Если мы обратимся к лирике Лермонтова 1840–1841 годов, мы еще больше увеличим число аналогов. Помимо облика «воздушной красавицы» («Как часто, пестрою толпою окружен»), мы сможем указать на целый цикл стихотворений с мотивом посмертной любви: «Любовь мертвеца» (мартовское стихотворение 1841 года, непосредственно предшествующее «Штоссу»), «Сон», перевод из Гейне «Они любили друг друга так долго и нежно», «Нет, не тебя так пылко я люблю», даже «Выхожу один я на дорогу». Понятно, мотив в каждом из них варьирован по-разному, но в том или ином виде он присутствует или намечен, причем все перечисленные стихотворения написаны почти одно за другим – весной и в начале лета 1841 года.
К этим аналогиям нужно добавить еще две, лежащие за пределами собственно литературы.

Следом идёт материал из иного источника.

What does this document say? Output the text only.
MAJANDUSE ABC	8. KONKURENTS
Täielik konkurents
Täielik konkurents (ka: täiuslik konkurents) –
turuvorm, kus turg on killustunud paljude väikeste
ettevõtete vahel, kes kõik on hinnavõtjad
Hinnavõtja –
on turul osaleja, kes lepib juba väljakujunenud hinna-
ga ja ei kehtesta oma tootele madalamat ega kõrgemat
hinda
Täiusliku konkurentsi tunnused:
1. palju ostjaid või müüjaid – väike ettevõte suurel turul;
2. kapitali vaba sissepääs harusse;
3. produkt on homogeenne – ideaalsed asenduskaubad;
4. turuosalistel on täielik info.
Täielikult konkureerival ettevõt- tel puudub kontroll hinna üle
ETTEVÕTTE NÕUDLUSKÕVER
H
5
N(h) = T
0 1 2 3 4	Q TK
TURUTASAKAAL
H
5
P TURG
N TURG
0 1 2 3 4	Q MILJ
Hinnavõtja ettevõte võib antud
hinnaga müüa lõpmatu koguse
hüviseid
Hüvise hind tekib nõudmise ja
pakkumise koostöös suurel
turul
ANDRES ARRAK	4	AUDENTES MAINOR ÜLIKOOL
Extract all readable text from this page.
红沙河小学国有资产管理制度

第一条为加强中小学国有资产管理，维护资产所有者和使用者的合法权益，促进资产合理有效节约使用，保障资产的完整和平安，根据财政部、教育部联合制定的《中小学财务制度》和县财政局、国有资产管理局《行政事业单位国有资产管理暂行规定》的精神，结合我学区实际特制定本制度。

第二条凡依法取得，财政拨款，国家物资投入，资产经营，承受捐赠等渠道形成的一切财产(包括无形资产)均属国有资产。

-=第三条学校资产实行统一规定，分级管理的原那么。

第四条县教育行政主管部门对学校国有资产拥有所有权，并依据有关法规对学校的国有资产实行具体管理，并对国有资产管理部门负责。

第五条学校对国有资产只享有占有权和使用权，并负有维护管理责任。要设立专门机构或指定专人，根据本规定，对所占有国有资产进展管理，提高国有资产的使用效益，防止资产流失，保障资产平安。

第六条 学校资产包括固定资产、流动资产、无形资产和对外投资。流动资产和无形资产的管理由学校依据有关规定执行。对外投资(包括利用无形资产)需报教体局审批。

Одну из них дает письмо Лермонтова к К.Ф. Опочинину от начала 1840 года. «Вчера вечером, – пишет Лермонтов, – когда я возвратился от вас, мне сообщили, со всеми возможными предосторожностями, роковую новость. И сейчас, в то время, когда вы будете читать эту записку, меня уже не будет» (VI, 450,745).

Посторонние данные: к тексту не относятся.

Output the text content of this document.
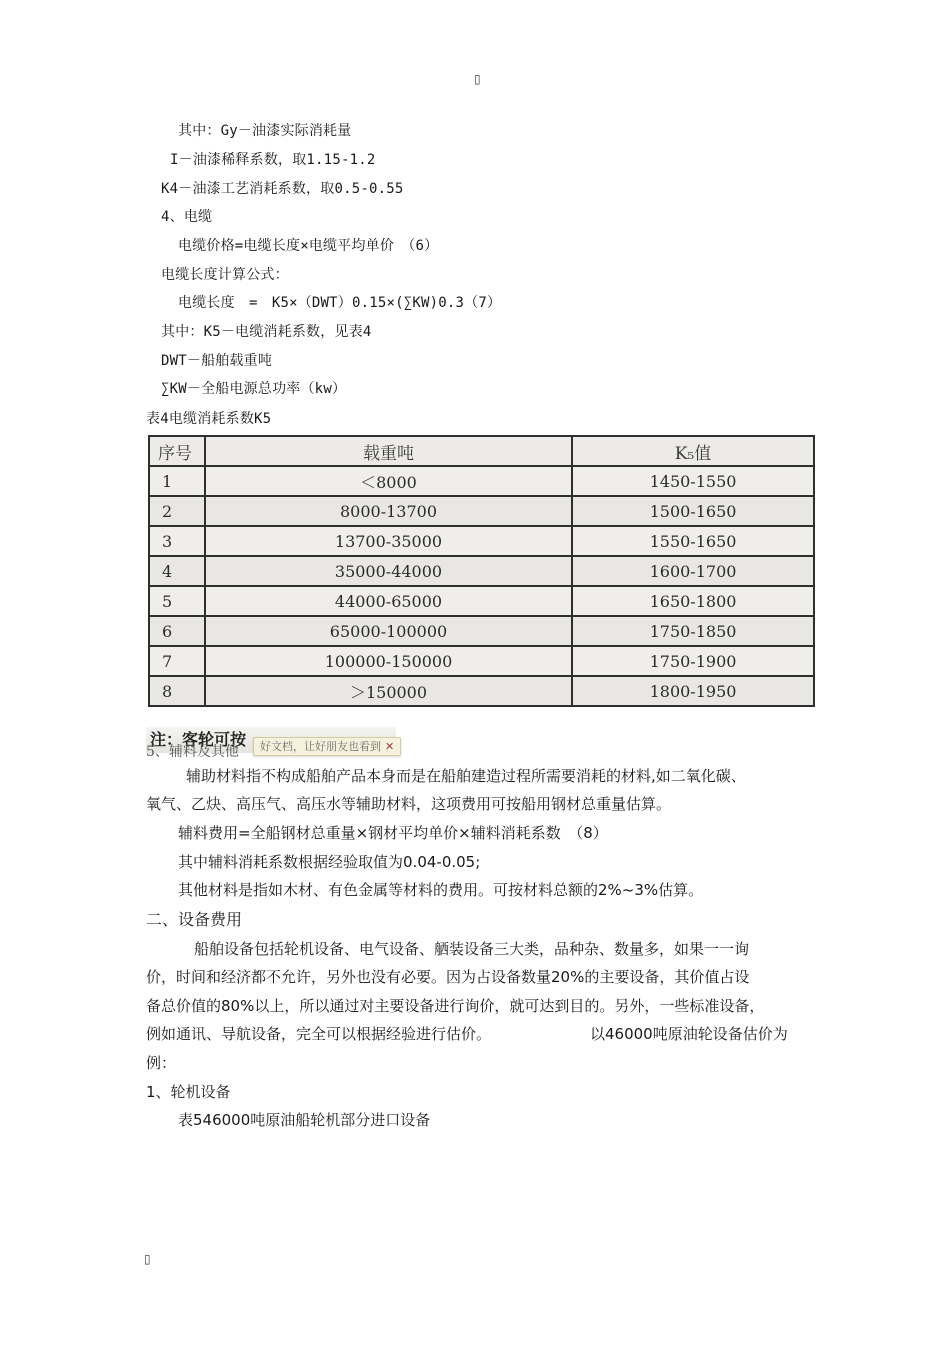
▯
其中：Gy－油漆实际消耗量
I－油漆稀释系数，取1.15-1.2
K4－油漆工艺消耗系数，取0.5-0.55
4、电缆
电缆价格=电缆长度×电缆平均单价　（6）
电缆长度计算公式：
电缆长度　=　K5×（DWT）0.15×(∑KW)0.3（7）
其中：K5－电缆消耗系数，见表4
DWT－船舶载重吨
∑KW－全船电源总功率（kw）
表4电缆消耗系数K5
序号	载重吨	K₅值
1	＜8000	1450-1550
2	8000-13700	1500-1650
3	13700-35000	1550-1650
4	35000-44000	1600-1700
5	44000-65000	1650-1800
6	65000-100000	1750-1850
7	100000-150000	1750-1900
8	＞150000	1800-1950
注：客轮可按	好文档，让好朋友也看到 ✕
5、辅料及其他
辅助材料指不构成船舶产品本身而是在船舶建造过程所需要消耗的材料,如二氧化碳、
氧气、乙炔、高压气、高压水等辅助材料，这项费用可按船用钢材总重量估算。
辅料费用=全船钢材总重量×钢材平均单价×辅料消耗系数　（8）
其中辅料消耗系数根据经验取值为0.04-0.05;
其他材料是指如木材、有色金属等材料的费用。可按材料总额的2%~3%估算。
二、设备费用
船舶设备包括轮机设备、电气设备、舾装设备三大类，品种杂、数量多，如果一一询
价，时间和经济都不允许，另外也没有必要。因为占设备数量20%的主要设备，其价值占设
备总价值的80%以上，所以通过对主要设备进行询价，就可达到目的。另外，一些标准设备，
例如通讯、导航设备，完全可以根据经验进行估价。	以46000吨原油轮设备估价为
例：
1、轮机设备
表546000吨原油船轮机部分进口设备
▯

Перед нами – построенное по литературным канонам «страшного» предсмертное письмо, содержащее элемент тайны. Оно написано на одной стороне листа. Внизу, однако, стоит помета «переверните»; перевернув листок, адресат должен был прочесть пародийное «разрешение», совершенно снимающее ужасный смысл начала: меня «не будет» «в Петербурге. Ибо я несу караул». Мистификация создается простым рассечением текста, нижним обрезом бумажного листа, создающим неизбежную паузу при чтении, «ложную концовку». Мы увидим далее, что это «генеральная репетиция» литературного приема, примененного в «Штоссе».

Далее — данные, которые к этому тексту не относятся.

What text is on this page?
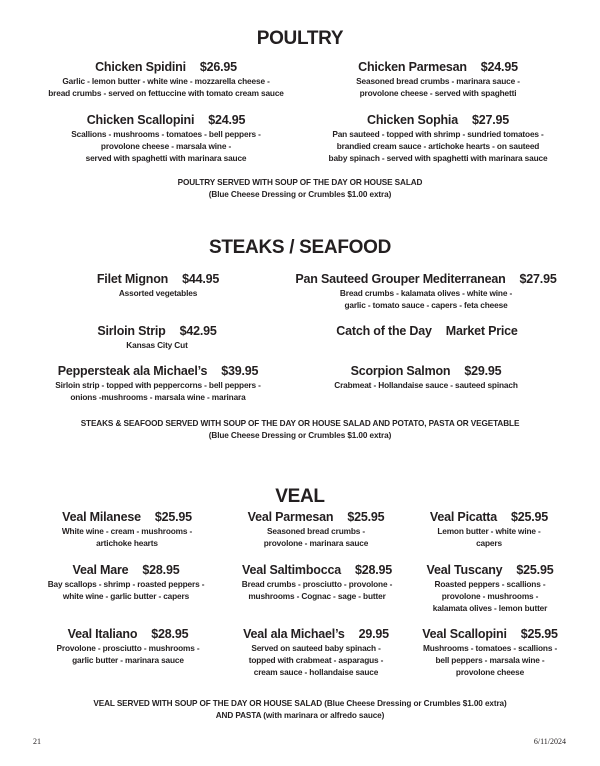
POULTRY
Chicken Spidini $26.95
Garlic - lemon butter - white wine - mozzarella cheese -
bread crumbs - served on fettuccine with tomato cream sauce
Chicken Parmesan $24.95
Seasoned bread crumbs - marinara sauce -
provolone cheese - served with spaghetti
Chicken Scallopini $24.95
Scallions - mushrooms - tomatoes - bell peppers -
provolone cheese - marsala wine -
served with spaghetti with marinara sauce
Chicken Sophia $27.95
Pan sauteed - topped with shrimp - sundried tomatoes -
brandied cream sauce - artichoke hearts - on sauteed
baby spinach - served with spaghetti with marinara sauce
POULTRY SERVED WITH SOUP OF THE DAY OR HOUSE SALAD
(Blue Cheese Dressing or Crumbles $1.00 extra)
STEAKS / SEAFOOD
Filet Mignon $44.95
Assorted vegetables
Pan Sauteed Grouper Mediterranean $27.95
Bread crumbs - kalamata olives - white wine -
garlic - tomato sauce - capers - feta cheese
Sirloin Strip $42.95
Kansas City Cut
Catch of the Day Market Price
Peppersteak ala Michael’s $39.95
Sirloin strip - topped with peppercorns - bell peppers -
onions -mushrooms - marsala wine - marinara
Scorpion Salmon $29.95
Crabmeat - Hollandaise sauce - sauteed spinach
STEAKS & SEAFOOD SERVED WITH SOUP OF THE DAY OR HOUSE SALAD AND POTATO, PASTA OR VEGETABLE
(Blue Cheese Dressing or Crumbles $1.00 extra)
VEAL
Veal Milanese $25.95
White wine - cream - mushrooms -
artichoke hearts
Veal Parmesan $25.95
Seasoned bread crumbs -
provolone - marinara sauce
Veal Picatta $25.95
Lemon butter - white wine -
capers
Veal Mare $28.95
Bay scallops - shrimp - roasted peppers -
white wine - garlic butter - capers
Veal Saltimbocca $28.95
Bread crumbs - prosciutto - provolone -
mushrooms - Cognac - sage - butter
Veal Tuscany $25.95
Roasted peppers - scallions -
provolone - mushrooms -
kalamata olives - lemon butter
Veal Italiano $28.95
Provolone - prosciutto - mushrooms -
garlic butter - marinara sauce
Veal ala Michael’s 29.95
Served on sauteed baby spinach -
topped with crabmeat - asparagus -
cream sauce - hollandaise sauce
Veal Scallopini $25.95
Mushrooms - tomatoes - scallions -
bell peppers - marsala wine -
provolone cheese
VEAL SERVED WITH SOUP OF THE DAY OR HOUSE SALAD (Blue Cheese Dressing or Crumbles $1.00 extra)
AND PASTA (with marinara or alfredo sauce)
21	6/11/2024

А. Чарыков, встретивший Лермонтова в Ставрополе несколькими месяцами позже, рассказывал о затеянной поэтом математической игре, по поводу которой Лермонтов произнес целую речь, упоминая, между прочим, о какой-то таинственной связи между буквами и цифрами. Речь эта, вспоминал мемуарист, «имела характер мистический; говорил он очень увлекательно, серьезно; но подмечено было, что серьезность его речи как-то плохо гармонировала с коварной улыбкой, сверкавшей на его губах и в глазах»27
. Эта новая мистификация также имеет, как мы постараемся показать, черты близости с замыслом «Штосса». Смысл пародийной «речи» – в выявлении псевдомистических потенций обычного математического фокуса. По-видимому, Лермонтов так или иначе слышал о числовом языке мистиков, который, между прочим, интересовал и Одоевского: в его заметках есть рассуждение о «всеобщем языке», который можно было бы составить, «приложив математические формы к явлениям духа человеческого»; он отмечал для себя и мысль Эккартсгаузена о возможности угадать всякое происшествие «посредством Науки числ»28.